La Seconde Guerre mondiale ne provoque pas une révolution dans les principes, mais plutôt une évolution marquée par un changement d’échelle dans tous les domaines. En quatre semaines, le débarquement allié de 1944 en Normandie, mettant en œuvre plus de 5 000 navires, jette sur les plages un million d’hommes, 400 000 véhicules et 3 millions de tonnes de matériel. Le pont aérien qui ravitaille la Chine à partir de l’Inde débitera jusqu’à 45 000 t par mois. Les États-Unis produiront, durant la guerre, 96 000 chars, un milliard d’obus d’artillerie, 2 millions de tonnes de bombes. La guerre est une véritable entreprise industrielle, et la logistique préoccupe les gouvernements comme les généraux. « Rien ne compense la déficience du ravitaillement », écrit le maréchal Rommel. « Pas de tactique sans logistique, affirme le général Eisenhower ; si la logistique dit non, c’est elle qui a raison, il faut changer le plan d’opérations, il est mauvais. » En décembre 1941, 80 divisions allemandes doivent, après avoir progressé de 1 100 km en six mois, arrêter leur offensive au nord de Moscou parce qu’elles ne disposent, pour se ravitailler, que d’une seule voie ferrée et de transports routiers insuffisants. En septembre 1944, les divisions alliées, pourtant alimentées par les pipe-lines qui, venant d’Angleterre, progressent au rythme de leur avance, sont arrêtées sur la ligne Siegfried par manque d’approvisionnements et surtout de carburants. Dans le Pacifique, la conception initiale du plan de guerre japonais était fondée sur la conquête rapide des ressources pétrolières et minières du Sud-Est asiatique.

L’obligation de franchir les mers pour atteindre, à des milliers de kilomètres des lieux de production, des théâtres d’opérations situés dans des pays ravagés par la guerre, le souci de décharger le commandement opérationnel des servitudes du ravitaillement conduisent l’état-major américain à adopter le système des bases. Bases maritimes aménagées dès la conquête des ports et bases continentales acheminant des approvisionnements sur les armées et assurant les évacuations sont de grandes unités logistiques. Elles groupent des éléments de tous les services ainsi que les moyens de main-d’œuvre, de transport et de sécurité nécessaires au ravitaillement, à la gestion des dépôts, aux évacuations et aux réparations d’un groupement de forces (groupe d’armées) de l’ordre de 500 000 hommes. Le commandant de la base a autorité sur tous les moyens de communication ferrés, aériens, routiers ou fluviaux dans la zone de son ressort. Connaissant le plan général des approvisionnements, informé des objectifs poursuivis par le groupe d’armée qu’il soutient, il tient son chef au courant de ses possibilités et implante des dépôts dont il fixe le niveau en fonction de la manœuvre prévue.

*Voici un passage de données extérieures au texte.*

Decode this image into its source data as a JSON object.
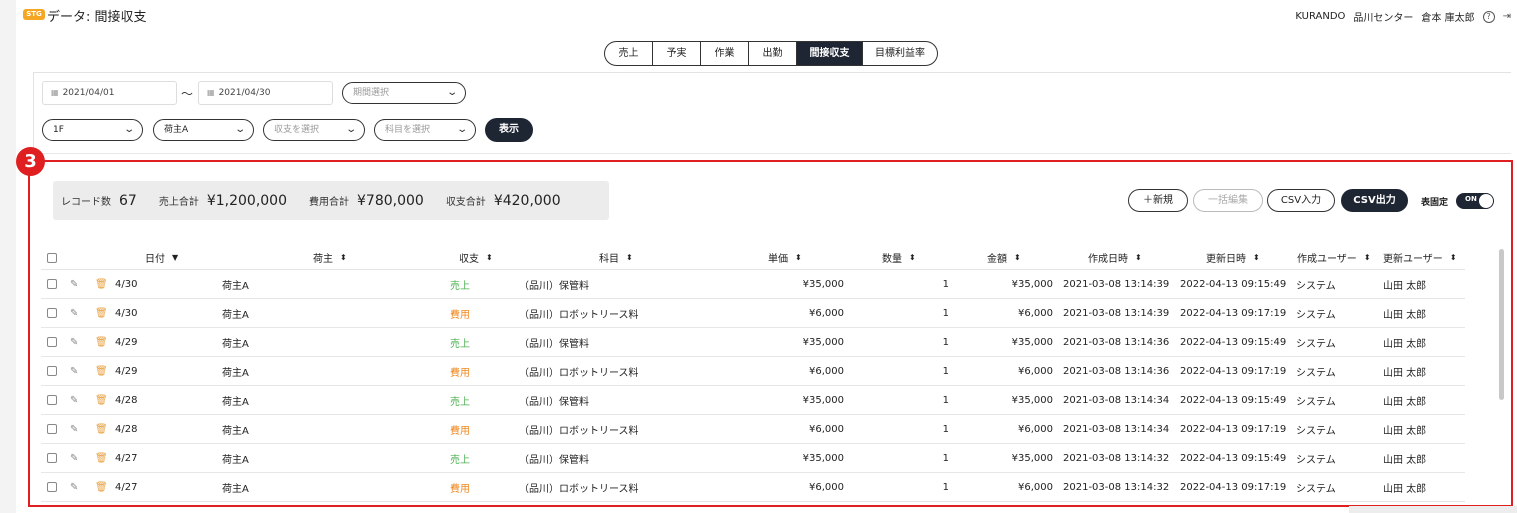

Sur le théâtre du Pacifique, la notion de base sera étendue aux forces navales et donnera naissance à des bases logistiques mobiles constituées par des bâtiments spécialisés à cet effet. Ce système affranchira les flottes des bases terrestres et leur permettra des séjours à la mer de longue durée.


Fonctions essentielles d’une logistique moderne

Après la Seconde Guerre mondiale, tous les états-majors se sont efforcés de préciser la notion de logistique, dont les contraintes techniques, économiques et financières conditionnent désormais les possibilités de la stratégie. Après bien des tâtonnements, on peut dire que les fonctions essentielles de la logistique embrassent tous les problèmes de ravitaillement, d’entretien et de mouvements dont la solution, au point et au moment voulus par le commandement, lui est indispensable pour la réalisation de son plan d’opérations. C’est autour de ces trois problèmes que l’on peut définir aujourd’hui le domaine de la logistique.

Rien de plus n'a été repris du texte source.